Why randomize? The act of randomizing guarantees that the results of analyzing our data are subject to the laws of probability. The behavior of statistics is described by a sampling distribution. The form of the distribution is known and, in many cases, is approximately Normal. Often, the center of the distribution lies at the true parameter value so that the notion that randomization eliminates bias is made more explicit. The spread of the distribution describes the variability of the statistic and can be made as small as we wish by choosing a large enough sample. In a randomized experiment, we can reduce variability by choosing larger groups of subjects for each treatment.

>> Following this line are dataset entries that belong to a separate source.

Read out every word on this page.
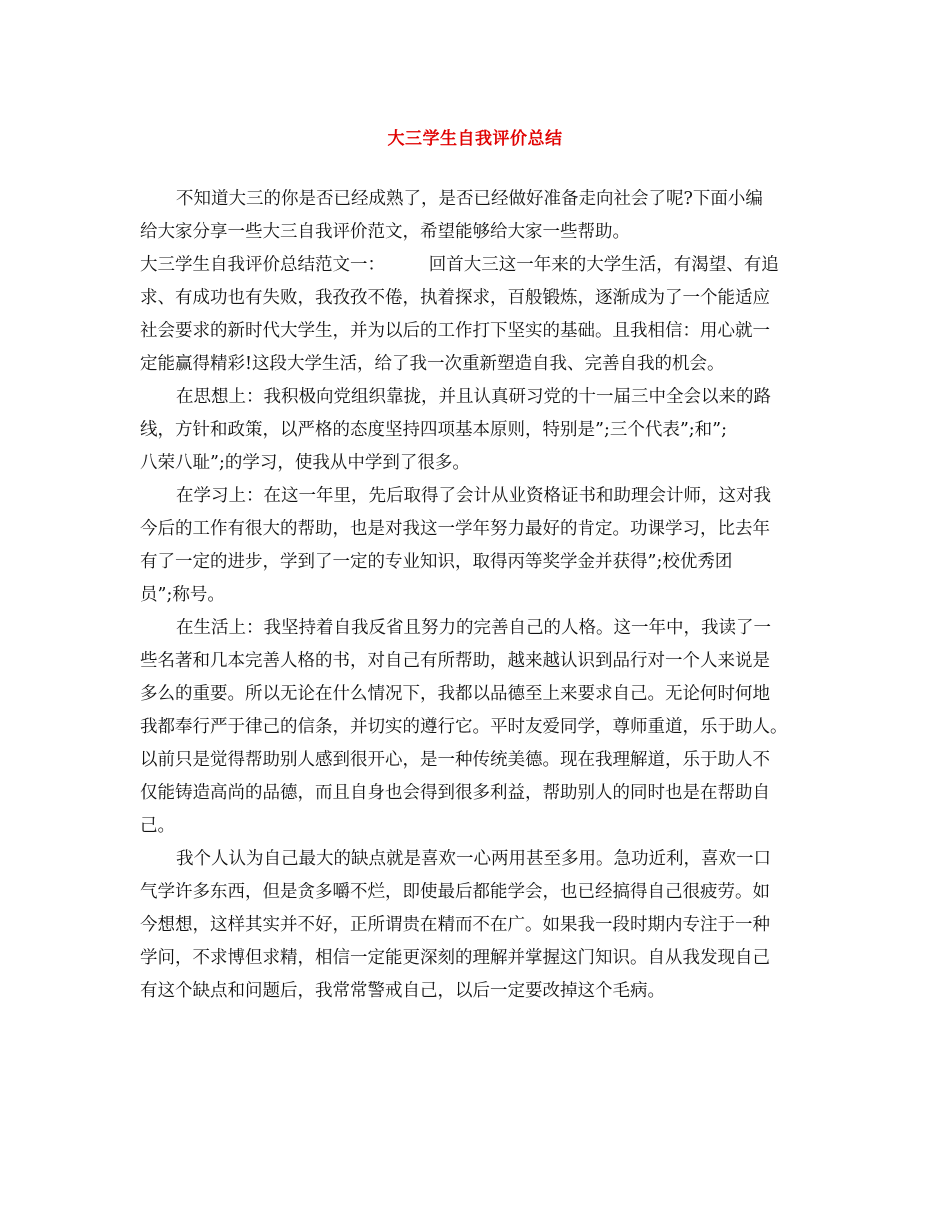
大三学生自我评价总结
不知道大三的你是否已经成熟了，是否已经做好准备走向社会了呢?下面小编
给大家分享一些大三自我评价范文，希望能够给大家一些帮助。
大三学生自我评价总结范文一：　　　回首大三这一年来的大学生活，有渴望、有追
求、有成功也有失败，我孜孜不倦，执着探求，百般锻炼，逐渐成为了一个能适应
社会要求的新时代大学生，并为以后的工作打下坚实的基础。且我相信：用心就一
定能赢得精彩!这段大学生活，给了我一次重新塑造自我、完善自我的机会。
在思想上：我积极向党组织靠拢，并且认真研习党的十一届三中全会以来的路
线，方针和政策，以严格的态度坚持四项基本原则，特别是”;三个代表”;和”;
八荣八耻”;的学习，使我从中学到了很多。
在学习上：在这一年里，先后取得了会计从业资格证书和助理会计师，这对我
今后的工作有很大的帮助，也是对我这一学年努力最好的肯定。功课学习，比去年
有了一定的进步，学到了一定的专业知识，取得丙等奖学金并获得”;校优秀团
员”;称号。
在生活上：我坚持着自我反省且努力的完善自己的人格。这一年中，我读了一
些名著和几本完善人格的书，对自己有所帮助，越来越认识到品行对一个人来说是
多么的重要。所以无论在什么情况下，我都以品德至上来要求自己。无论何时何地
我都奉行严于律己的信条，并切实的遵行它。平时友爱同学，尊师重道，乐于助人。
以前只是觉得帮助别人感到很开心，是一种传统美德。现在我理解道，乐于助人不
仅能铸造高尚的品德，而且自身也会得到很多利益，帮助别人的同时也是在帮助自
己。
我个人认为自己最大的缺点就是喜欢一心两用甚至多用。急功近利，喜欢一口
气学许多东西，但是贪多嚼不烂，即使最后都能学会，也已经搞得自己很疲劳。如
今想想，这样其实并不好，正所谓贵在精而不在广。如果我一段时期内专注于一种
学问，不求博但求精，相信一定能更深刻的理解并掌握这门知识。自从我发现自己
有这个缺点和问题后，我常常警戒自己，以后一定要改掉这个毛病。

These facts are at the heart of formal statistical inference. The remainder of this chapter has much to say in more technical language about sampling distributions. Later chapters describe the way statistical conclusions are based on them. What any user of statistics must understand is that all the technical talk has its basis in a simple question: What would happen if the sample or the experiment were repeated many times? The reasoning applies not only to an SRS, but also to the complex sampling designs actually used by opinion polls and other national sample surveys. The same conclusions hold as well for randomized experimental designs. The details vary with the design, but the basic facts are true whenever randomization is used to produce data.

image

Remember that proper statistical design is not the only aspect of a good sample or experiment. The sampling distribution shows only how a statistic varies due to the operation of chance in randomization. It reveals nothing about possible bias due to undercoverage or nonresponse in a sample or to lack of realism in an experiment. The actual error in estimating a parameter by a statistic can be much larger than the sampling distribution suggests. What is worse, there is no way to say how large the added error is. The real world is less orderly than statistics textbooks imply.

In the next two sections, we will study the sampling distributions of two common statistics, the sample mean and the sample proportion. The focus will be on the important features of these distributions so that we can quickly describe and use them in the later chapters on statistical inference. We will see that, in each case, the sampling distribution depends on both the population and the way we collect the data from the population.